Introduction: The coronavirus disease 2019 (COVID-19) isolation has altered individuals’ food purchasing behaviour and dietary intake patterns. Therefore, this study aims to investigate the changes in dietary intake patterns and their impacts on the weight status of young adults in Malaysia during the COVID-19 lockdown. Methods: This cross-sectional study involved 1045 young adults in Malaysia. The changes in dietary intake patterns were assessed using the Dietary Diversity Questionnaire with slight modifications, while anthropometric measurements including body height, body weight before the pandemic and current body weight were self-reported. Results: Overall, nearly half of the respondents (48.8%) gained weight during the confinement, with an average increment of 4.06 ± 3.23 kg.
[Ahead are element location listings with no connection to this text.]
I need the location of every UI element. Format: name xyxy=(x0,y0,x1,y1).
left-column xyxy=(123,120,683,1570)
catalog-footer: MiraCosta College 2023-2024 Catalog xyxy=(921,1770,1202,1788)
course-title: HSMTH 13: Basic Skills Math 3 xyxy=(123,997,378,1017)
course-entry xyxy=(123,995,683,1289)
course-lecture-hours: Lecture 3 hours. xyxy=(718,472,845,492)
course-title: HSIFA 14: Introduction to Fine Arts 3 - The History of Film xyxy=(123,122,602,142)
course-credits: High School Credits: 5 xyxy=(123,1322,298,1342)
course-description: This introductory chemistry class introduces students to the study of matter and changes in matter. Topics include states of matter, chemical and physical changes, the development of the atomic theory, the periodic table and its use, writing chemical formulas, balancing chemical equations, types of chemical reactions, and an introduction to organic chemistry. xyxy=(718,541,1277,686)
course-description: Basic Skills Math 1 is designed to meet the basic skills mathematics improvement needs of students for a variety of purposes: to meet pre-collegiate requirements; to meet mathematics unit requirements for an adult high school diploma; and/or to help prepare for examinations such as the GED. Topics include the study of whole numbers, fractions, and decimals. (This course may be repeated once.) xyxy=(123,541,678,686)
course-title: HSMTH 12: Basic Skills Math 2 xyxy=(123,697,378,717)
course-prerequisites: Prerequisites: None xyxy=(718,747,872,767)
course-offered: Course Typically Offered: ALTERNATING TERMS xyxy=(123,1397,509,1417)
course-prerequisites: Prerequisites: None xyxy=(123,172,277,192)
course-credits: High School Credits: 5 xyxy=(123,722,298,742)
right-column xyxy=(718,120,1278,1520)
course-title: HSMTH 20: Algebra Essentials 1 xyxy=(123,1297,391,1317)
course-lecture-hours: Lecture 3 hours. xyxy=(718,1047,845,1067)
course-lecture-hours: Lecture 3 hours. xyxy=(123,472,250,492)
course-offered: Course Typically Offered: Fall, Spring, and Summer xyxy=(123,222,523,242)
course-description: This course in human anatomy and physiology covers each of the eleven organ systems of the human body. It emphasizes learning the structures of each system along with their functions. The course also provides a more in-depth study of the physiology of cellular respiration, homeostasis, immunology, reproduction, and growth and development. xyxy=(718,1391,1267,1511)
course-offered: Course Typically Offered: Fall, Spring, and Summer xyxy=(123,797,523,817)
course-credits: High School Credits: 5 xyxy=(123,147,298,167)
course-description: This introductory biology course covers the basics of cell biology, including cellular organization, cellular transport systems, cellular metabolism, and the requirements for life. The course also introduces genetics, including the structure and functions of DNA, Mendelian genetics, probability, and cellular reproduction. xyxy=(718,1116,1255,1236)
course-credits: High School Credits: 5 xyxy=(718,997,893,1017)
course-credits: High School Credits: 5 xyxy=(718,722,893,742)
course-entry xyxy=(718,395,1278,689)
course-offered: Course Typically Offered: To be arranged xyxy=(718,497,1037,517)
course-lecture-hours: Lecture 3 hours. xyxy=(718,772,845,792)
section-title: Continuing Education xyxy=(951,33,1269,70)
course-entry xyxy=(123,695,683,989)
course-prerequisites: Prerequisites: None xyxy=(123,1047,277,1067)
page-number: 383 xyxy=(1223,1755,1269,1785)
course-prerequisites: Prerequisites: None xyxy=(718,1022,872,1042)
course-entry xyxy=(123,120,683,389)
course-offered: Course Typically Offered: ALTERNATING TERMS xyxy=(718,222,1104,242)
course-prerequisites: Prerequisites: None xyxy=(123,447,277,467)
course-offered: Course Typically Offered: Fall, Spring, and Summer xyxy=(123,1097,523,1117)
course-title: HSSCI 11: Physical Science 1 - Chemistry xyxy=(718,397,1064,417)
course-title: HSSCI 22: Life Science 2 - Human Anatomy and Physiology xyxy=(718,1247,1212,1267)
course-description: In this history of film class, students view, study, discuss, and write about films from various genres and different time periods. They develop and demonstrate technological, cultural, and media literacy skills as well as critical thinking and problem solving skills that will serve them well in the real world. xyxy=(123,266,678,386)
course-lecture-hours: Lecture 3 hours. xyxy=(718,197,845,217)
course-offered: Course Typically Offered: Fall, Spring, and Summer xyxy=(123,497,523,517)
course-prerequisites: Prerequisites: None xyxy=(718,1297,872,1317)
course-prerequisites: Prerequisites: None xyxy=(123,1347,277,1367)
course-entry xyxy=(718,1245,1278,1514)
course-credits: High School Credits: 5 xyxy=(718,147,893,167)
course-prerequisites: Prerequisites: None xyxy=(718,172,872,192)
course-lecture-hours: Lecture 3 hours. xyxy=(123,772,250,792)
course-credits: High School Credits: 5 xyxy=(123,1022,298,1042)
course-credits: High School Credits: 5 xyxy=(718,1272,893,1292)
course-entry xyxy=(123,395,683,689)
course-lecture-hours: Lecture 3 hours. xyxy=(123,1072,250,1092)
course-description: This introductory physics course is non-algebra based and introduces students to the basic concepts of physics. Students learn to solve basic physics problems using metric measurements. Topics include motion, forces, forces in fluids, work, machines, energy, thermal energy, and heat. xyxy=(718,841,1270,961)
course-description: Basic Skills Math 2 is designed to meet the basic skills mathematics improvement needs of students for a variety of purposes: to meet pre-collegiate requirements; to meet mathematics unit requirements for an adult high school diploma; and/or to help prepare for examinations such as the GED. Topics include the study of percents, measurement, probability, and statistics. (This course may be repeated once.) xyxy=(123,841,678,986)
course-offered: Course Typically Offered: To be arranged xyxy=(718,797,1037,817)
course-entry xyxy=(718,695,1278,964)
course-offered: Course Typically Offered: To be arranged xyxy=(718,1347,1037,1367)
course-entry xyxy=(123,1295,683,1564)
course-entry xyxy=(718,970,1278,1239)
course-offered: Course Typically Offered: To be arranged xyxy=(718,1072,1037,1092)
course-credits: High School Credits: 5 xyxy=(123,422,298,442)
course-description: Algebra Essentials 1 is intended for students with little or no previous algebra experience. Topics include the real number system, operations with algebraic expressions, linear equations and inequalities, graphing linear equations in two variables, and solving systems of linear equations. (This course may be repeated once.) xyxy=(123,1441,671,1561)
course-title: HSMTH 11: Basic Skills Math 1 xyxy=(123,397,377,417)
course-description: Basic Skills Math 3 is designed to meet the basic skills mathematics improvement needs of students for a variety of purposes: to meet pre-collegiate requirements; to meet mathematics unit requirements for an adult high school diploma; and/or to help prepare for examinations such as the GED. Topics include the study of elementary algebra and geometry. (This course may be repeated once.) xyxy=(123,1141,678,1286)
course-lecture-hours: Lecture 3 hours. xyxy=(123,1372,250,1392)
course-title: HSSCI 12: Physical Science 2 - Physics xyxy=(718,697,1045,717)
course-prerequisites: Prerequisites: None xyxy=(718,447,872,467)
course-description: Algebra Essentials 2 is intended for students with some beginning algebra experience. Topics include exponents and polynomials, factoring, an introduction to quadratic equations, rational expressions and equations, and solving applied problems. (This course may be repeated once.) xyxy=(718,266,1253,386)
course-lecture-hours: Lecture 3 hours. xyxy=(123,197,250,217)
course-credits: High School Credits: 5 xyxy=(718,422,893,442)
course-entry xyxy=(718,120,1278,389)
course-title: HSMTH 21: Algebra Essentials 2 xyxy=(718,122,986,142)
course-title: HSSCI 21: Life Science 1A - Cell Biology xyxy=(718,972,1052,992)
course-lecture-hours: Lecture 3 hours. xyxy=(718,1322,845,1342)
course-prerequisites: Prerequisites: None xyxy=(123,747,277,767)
Of 1045, 45.3% reported consuming more fruits and 60.2% had higher plain water intake during the pandemic. It is observed that 41.0% to 66.8% of the young adults changed their dietary intake patterns during the pandemic. Increased consumption in cereals and grains (β = 0.084, p
= 0.015, 95% CI = 0.017–0.160), as well as oils and fats (β = 0.123, p
= 0.001, 95% CI = 0.059–0.241), was positively associated with weight gain during the pandemic. On the contrary, an increased plain water intake was negatively associated with weight gain during the lockdown (β = −0.100, p
= 0.003, 95% CI = −0.171–−0.034). Findings in the current study also suggested that cutting back cereals and grains (β = 0.156, p
< 0.001, 95% CI = 0.122–0.288), as well as oils and fats (β = 0.091, p
= 0.012, 95% CI = 0.022–0.183), contributed significantly to weight loss during the pandemic confinement. Conclusion: In conclusion, the enforcement of the Movement Control Order (MCO) drove up the prevalence of overweight/obesity among young adults in Malaysia. Increased consumption of cereals and grains and oils and fats contributed to weight gain in the pandemic lockdown. Nonetheless, a noticeable proportion of young adults in Malaysia shifted to a healthier food choice by increasing the consumption of fruits and vegetables.